Google AI Edge Portal のご紹介: エッジ AI を大規模にベンチマークします。限定公開プレビュー中にアクセスをリクエストするには、登録してください。

Google uses AI technology to translate content into your preferred language. AI translations can contain errors.

LiteRT-LM クロスプラットフォーム C++ API

Conversation は高レベルの API で、LLM との単一のステートフルな会話を表します。ほとんどのユーザーにとって推奨されるエントリポイントです。内部で Session を管理し、複雑なデータ処理タスクを処理します。これらのタスクには、初期コンテキストの維持、ツール定義の管理、マルチモーダルデータの前処理、ロールベースのメッセージ形式での Jinja プロンプトテンプレートの適用が含まれます。

Conversation API のワークフロー

Conversation API を使用する際の一般的なライフサイクルは次のとおりです。

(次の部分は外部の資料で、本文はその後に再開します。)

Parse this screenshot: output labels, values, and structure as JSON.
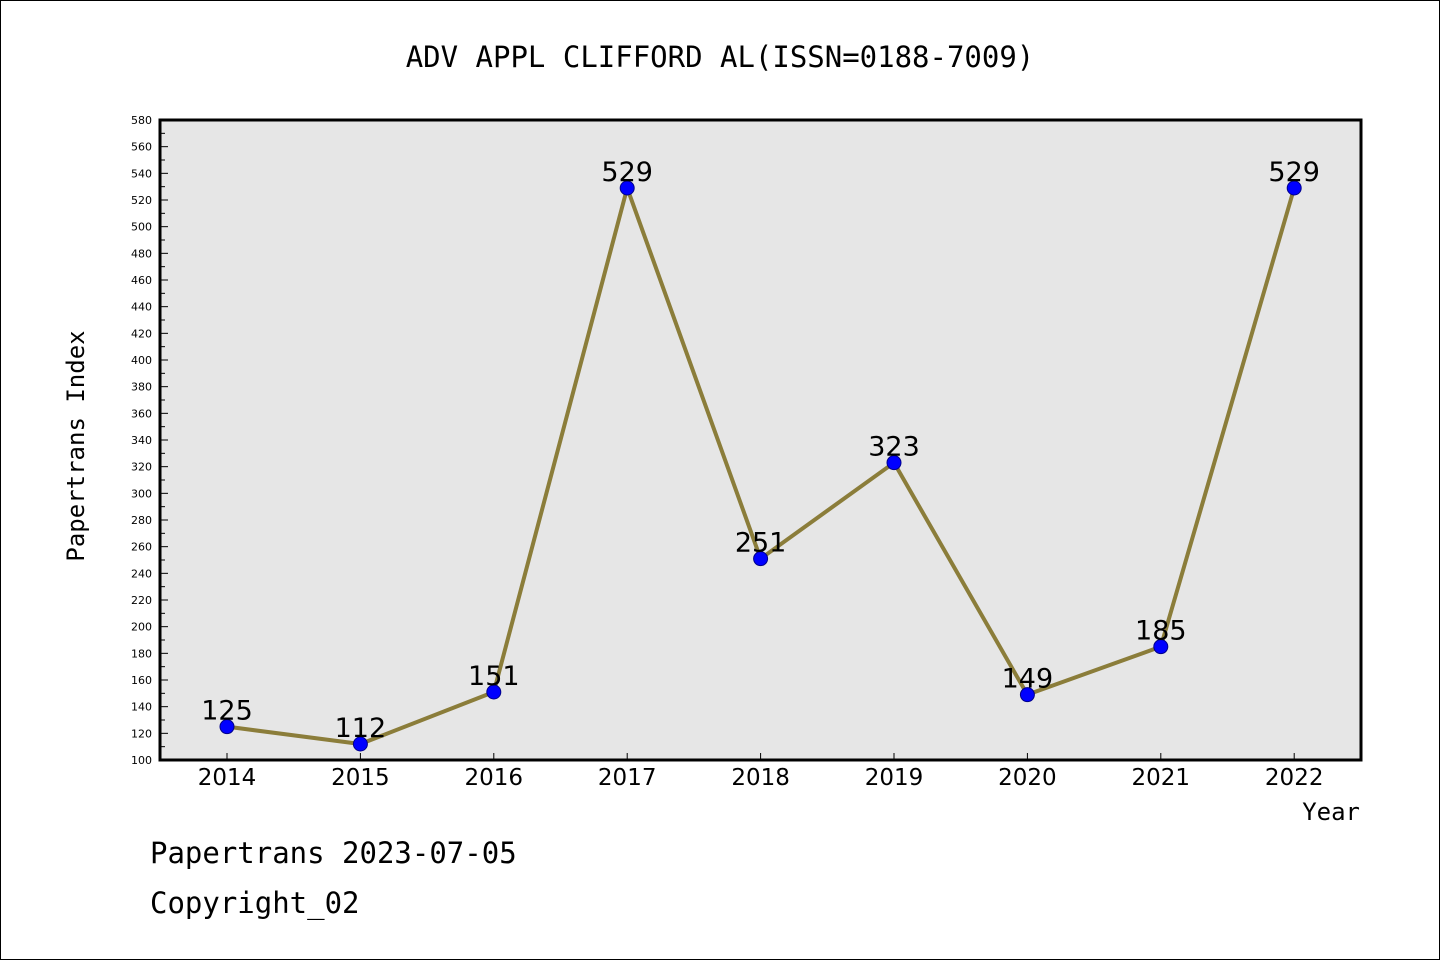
{
  "chart_data": {
    "type": "line",
    "title": "ADV APPL CLIFFORD AL(ISSN=0188-7009)",
    "xlabel": "Year",
    "ylabel": "Papertrans Index",
    "categories": [
      "2014",
      "2015",
      "2016",
      "2017",
      "2018",
      "2019",
      "2020",
      "2021",
      "2022"
    ],
    "series": [
      {
        "values": [
          125,
          112,
          151,
          529,
          251,
          323,
          149,
          185,
          529
        ]
      }
    ],
    "data_labels": [
      "125",
      "112",
      "151",
      "529",
      "251",
      "323",
      "149",
      "185",
      "529"
    ],
    "ylim": [
      100,
      580
    ],
    "y_tick_step": 20,
    "y_minor_step": 10,
    "grid": false,
    "legend": "none",
    "colors": {
      "line": "#8b7d3a",
      "marker": "#0000ff",
      "marker_edge": "#00008b",
      "plot_bg": "#e6e6e6",
      "axes": "#000000"
    }
  },
  "footer": {
    "line1": "Papertrans 2023-07-05",
    "line2": "Copyright_02"
  }
}
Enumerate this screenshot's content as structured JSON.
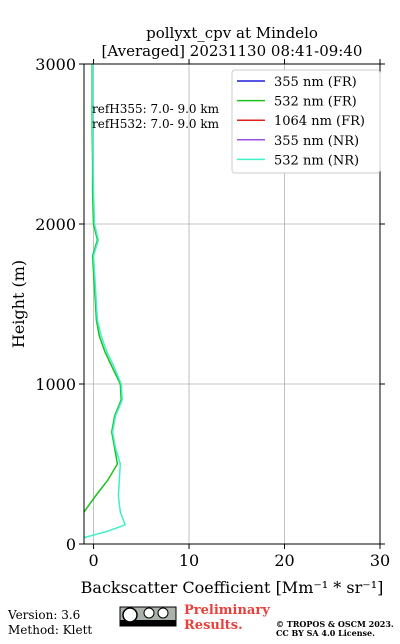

Engine を作成する: モデルパスと構成を使用して、単一の Engine を初期化します。これは、モデルの重みを保持するヘビーウェイトオブジェクトです。
Conversation を作成する: Engine を使用して、1 つ以上の軽量の Conversation オブジェクトを作成します。
メッセージを送信する: Conversation オブジェクトのメソッドを使用して LLM にメッセージを送信し、レスポンスを受信します。これにより、チャットのようなやり取りが可能になります。

メッセージを送信してモデルのレスポンスを取得する最も簡単な方法は次のとおりです。ほとんどのユースケースで推奨されます。Gemini Chat API をミラーリングします。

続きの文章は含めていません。